De 1975 à 1980, nous sommes passés à 80 % de recrutement féminin, à la suite du choix fédéral de privilégier la formation des pratiquantes en interne pour devenir animatrices. Quelques hommes se hasardaient dans mes cours, attirés par la promesse d'un match de basket ou de volley, après la séance de gymnastique. Nous avons ainsi atteint des taux de féminisation de 97%. Même si la féminisation paraît irréversible, je défends en effet la mixité en même temps que l'objectif d'offrir dans un esprit convivial une activité de sport santé accessible à tous.
Si le souci de la forme, du bien être et de l'entretien est d'abord féminin - ce n'est qu'après 50 ans que les hommes, davantage portés au défoulement et à la compétition, en viennent à ce souci de soi -, il est clair, à la lumière de mon expérience, que le sexe des encadrants a une influence sur le recrutement des pratiquants. Aujourd'hui, la majorité des animateurs sont des femmes, mais la tendance est en train de s'inverser chez les formateurs, où se pressent désormais, le marché du travail étant devenu ce qu'il est, les candidatures de jeunes hommes diplômés en STAPS (sciences et techniques des activités physiques et sportives). Notre pyramide des âges veut que nous recrutions beaucoup, ce qui tend à infléchir l'équilibre au profit des hommes. Je serai attentive aux évolutions. Ce changement d'équilibre aura-t-il une influence sur celui des pratiquants ? Nous ne le saurons que dans une dizaine d'années. Mais il me semble dès à présent que l'influence de l'encadrement est profonde, et que l'animateur est un modèle auquel on s'identifie.

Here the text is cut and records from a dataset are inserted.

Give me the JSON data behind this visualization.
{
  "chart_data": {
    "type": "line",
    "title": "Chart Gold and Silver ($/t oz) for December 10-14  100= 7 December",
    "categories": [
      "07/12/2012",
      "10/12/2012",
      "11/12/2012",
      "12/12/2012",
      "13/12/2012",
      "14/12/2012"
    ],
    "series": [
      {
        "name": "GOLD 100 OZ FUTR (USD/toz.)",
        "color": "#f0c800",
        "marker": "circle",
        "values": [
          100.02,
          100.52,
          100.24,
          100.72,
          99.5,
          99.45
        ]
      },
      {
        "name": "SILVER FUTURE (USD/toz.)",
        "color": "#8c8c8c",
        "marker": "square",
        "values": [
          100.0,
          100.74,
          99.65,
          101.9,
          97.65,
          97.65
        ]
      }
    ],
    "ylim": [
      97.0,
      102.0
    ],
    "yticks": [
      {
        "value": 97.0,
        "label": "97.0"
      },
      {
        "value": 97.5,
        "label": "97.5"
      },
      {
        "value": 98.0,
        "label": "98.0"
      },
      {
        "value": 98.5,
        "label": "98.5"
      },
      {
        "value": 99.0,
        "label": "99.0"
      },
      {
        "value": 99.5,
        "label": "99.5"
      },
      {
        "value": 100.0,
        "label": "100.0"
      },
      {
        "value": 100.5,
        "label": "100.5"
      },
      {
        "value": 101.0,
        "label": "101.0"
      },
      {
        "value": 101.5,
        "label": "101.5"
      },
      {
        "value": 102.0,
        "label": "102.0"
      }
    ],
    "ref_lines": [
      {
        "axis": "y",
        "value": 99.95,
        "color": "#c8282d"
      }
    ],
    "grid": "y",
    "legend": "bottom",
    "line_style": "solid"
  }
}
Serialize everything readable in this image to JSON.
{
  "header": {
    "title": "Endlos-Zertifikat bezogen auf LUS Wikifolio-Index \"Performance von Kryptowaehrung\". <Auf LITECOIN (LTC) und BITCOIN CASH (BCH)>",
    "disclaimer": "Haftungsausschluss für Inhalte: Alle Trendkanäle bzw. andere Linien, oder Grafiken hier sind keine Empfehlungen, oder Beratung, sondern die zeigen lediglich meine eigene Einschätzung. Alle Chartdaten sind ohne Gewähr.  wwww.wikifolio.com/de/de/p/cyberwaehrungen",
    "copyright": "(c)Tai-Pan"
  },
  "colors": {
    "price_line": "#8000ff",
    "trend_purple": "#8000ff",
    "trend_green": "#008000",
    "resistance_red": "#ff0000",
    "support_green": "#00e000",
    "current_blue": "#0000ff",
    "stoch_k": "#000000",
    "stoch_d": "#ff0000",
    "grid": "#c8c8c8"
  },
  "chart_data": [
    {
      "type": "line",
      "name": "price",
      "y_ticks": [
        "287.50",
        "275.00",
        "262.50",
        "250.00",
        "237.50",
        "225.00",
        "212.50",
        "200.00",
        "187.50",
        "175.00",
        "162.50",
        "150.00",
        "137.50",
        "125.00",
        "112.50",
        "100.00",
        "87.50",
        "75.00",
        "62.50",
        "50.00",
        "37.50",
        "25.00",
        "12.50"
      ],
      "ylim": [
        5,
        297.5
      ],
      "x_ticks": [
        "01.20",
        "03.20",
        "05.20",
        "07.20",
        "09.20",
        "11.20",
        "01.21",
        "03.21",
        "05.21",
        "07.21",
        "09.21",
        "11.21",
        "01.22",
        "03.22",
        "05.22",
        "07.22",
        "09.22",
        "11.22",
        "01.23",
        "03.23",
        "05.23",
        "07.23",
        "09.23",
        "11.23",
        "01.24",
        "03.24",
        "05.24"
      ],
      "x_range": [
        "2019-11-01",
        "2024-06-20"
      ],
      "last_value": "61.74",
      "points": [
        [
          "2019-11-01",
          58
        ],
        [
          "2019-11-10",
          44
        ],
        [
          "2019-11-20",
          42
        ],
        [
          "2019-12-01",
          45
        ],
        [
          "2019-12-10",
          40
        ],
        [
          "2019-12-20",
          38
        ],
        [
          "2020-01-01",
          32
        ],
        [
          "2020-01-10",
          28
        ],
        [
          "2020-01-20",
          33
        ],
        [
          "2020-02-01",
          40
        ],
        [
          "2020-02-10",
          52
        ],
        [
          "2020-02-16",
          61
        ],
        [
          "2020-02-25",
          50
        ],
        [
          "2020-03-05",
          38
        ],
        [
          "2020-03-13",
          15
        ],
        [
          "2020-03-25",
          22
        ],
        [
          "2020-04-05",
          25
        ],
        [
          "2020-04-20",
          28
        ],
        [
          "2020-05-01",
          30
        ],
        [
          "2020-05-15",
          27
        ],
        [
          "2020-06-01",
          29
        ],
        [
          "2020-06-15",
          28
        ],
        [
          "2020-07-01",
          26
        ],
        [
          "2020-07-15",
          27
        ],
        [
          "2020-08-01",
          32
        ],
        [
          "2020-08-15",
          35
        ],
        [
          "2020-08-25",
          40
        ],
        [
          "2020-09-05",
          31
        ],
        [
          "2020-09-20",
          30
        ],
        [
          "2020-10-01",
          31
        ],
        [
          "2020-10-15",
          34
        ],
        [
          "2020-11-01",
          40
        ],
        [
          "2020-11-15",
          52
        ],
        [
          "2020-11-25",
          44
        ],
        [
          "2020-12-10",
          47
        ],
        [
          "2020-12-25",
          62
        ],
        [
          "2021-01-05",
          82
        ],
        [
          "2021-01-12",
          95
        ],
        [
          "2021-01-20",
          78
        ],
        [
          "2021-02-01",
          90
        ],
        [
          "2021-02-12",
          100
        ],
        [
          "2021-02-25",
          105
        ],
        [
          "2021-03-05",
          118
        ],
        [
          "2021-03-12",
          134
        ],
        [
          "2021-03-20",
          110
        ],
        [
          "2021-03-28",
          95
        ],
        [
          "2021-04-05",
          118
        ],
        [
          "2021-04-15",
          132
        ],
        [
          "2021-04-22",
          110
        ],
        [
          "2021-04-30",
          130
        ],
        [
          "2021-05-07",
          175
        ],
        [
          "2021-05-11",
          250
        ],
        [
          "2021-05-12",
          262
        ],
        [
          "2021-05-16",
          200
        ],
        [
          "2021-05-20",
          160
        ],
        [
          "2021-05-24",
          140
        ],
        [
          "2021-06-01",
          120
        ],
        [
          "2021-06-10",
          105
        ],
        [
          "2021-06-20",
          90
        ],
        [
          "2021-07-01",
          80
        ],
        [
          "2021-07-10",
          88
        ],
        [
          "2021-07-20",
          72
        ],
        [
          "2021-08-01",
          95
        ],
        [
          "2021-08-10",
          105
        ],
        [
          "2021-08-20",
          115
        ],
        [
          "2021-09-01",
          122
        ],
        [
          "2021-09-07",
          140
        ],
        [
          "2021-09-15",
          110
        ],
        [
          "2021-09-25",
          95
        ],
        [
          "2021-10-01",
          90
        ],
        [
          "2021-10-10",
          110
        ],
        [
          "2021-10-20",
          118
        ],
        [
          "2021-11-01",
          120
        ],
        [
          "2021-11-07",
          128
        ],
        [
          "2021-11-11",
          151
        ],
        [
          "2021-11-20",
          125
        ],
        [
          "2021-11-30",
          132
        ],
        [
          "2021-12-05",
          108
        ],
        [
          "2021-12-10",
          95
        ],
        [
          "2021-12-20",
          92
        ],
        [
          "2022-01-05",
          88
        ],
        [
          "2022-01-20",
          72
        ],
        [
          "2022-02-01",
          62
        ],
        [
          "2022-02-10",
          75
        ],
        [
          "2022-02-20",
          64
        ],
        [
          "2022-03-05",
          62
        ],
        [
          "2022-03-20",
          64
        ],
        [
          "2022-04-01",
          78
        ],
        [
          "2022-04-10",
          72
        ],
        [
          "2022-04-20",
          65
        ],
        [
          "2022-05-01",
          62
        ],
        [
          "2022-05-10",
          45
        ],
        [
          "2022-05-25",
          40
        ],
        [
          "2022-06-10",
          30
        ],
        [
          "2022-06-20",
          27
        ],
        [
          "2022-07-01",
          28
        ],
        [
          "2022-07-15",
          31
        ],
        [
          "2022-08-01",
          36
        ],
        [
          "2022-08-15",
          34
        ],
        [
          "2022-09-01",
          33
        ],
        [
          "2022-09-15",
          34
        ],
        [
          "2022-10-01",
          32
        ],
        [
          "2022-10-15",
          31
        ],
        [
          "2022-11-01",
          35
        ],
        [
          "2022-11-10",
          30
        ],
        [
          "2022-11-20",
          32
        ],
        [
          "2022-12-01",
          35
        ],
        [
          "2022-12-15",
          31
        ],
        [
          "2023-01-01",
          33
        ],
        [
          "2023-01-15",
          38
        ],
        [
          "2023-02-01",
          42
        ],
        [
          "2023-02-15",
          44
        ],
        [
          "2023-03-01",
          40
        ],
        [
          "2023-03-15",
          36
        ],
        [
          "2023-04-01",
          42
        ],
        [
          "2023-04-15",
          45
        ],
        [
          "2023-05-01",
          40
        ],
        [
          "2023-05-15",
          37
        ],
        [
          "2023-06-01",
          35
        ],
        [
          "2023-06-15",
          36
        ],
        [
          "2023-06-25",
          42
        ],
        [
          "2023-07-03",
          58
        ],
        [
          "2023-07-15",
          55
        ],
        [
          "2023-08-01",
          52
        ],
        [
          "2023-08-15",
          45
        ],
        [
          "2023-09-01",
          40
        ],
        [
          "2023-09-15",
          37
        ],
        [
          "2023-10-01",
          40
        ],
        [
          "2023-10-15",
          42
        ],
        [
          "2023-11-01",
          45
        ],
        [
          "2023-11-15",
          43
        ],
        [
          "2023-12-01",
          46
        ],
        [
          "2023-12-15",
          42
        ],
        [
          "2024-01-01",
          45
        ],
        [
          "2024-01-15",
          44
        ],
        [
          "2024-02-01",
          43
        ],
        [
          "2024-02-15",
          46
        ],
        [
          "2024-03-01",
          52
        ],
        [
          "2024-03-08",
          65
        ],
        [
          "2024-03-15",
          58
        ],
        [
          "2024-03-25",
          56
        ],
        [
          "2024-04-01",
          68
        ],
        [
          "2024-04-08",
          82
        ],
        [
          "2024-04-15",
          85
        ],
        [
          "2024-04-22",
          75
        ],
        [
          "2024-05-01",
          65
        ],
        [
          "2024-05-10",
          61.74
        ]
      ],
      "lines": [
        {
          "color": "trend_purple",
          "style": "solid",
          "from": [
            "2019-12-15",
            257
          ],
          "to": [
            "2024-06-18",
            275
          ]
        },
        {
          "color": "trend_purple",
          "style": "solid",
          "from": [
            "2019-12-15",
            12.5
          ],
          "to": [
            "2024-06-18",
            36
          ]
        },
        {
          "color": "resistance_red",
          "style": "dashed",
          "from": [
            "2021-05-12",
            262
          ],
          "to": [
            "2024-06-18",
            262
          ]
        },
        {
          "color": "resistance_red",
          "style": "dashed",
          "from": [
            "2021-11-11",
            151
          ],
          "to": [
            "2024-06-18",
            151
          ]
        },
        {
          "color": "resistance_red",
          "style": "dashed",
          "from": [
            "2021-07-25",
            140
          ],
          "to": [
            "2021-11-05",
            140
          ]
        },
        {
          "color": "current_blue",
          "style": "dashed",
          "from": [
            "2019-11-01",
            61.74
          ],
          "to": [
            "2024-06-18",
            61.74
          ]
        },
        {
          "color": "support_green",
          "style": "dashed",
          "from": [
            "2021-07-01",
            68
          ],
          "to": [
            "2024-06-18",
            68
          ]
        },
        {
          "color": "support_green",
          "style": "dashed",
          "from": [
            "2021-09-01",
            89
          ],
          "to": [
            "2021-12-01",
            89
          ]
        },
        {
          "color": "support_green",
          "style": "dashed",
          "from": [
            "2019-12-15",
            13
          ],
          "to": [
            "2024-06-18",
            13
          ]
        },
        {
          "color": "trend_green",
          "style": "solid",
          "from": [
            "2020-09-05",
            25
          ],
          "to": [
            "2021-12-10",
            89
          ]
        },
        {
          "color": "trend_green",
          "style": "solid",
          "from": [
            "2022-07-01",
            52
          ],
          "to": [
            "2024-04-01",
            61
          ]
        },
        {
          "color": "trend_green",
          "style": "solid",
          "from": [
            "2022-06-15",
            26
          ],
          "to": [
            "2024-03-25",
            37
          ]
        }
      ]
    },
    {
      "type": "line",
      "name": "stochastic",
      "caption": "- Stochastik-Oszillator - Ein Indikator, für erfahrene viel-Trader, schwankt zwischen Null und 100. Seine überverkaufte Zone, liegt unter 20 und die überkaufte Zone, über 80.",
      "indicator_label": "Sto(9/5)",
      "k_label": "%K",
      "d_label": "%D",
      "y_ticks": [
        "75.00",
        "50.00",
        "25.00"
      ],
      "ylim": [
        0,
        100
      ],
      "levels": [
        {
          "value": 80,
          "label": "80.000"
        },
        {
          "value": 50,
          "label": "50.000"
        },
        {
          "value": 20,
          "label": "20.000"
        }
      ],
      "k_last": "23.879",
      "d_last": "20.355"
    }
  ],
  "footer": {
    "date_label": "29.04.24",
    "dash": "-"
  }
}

Notre fédération a longtemps été dirigée par des hommes. La première femme à accéder à la présidence fut Nicole Dechavanne, qui disposait d'une grande expérience tant nationale qu'internationale. Les femmes n'ont depuis refait leur apparition aux postes à responsabilité qu'il y a six ans, alors même que la fédération comptait depuis longtemps plus de 90 % de femmes. Aujourd'hui, une femme est présidente. Et paradoxalement, le premier dossier que j'ai eu à traiter portait sur la mixité des effectifs dirigeants. Une application stricte de la loi du 6 juillet 2000 sur le sport et du décret du 7 janvier 2004 garantissant aux femmes une proportionnalité entre le nombre de licenciées et le nombre de sièges dans les instances de direction des fédérations aurait abouti à ce que nous n'ayons qu'un homme au comité directeur. Il me semble, et je crois avoir convaincu, qu'un meilleur équilibre au sein des instances représentatives est souhaitable au sein d'une fédération qui n'est pas par essence féminine. Un homme, aussi fort soit-il, ne saurait représenter à lui seul toutes les aspirations des hommes. J'ai présenté ma position au ministère, engagé la discussion au sein de la FFEPGV en proposant un compromis à 30 %, car seul un groupe peut représenter une minorité. J'ai obtenu 20 %, le pourcentage qui prévaut au Comité international olympique, soit cinq hommes sur vingt-trois. Cela me paraît essentiel pour que les hommes puissent enrichir la réflexion en apportant leur point de vue. Mme Chantal Jouanno, ministre des sports, m'a fait observer malicieusement qu'aucune fédération majoritairement masculine n'était venue lui présenter une telle requête en faveur de la présence de femmes. J'ai saisi la balle au bond en lui suggérant de la leur soumettre. Car l'objectif de la loi n'est certes pas, à l'inverse, de placer quelques femmes-alibi pour solde de tout compte.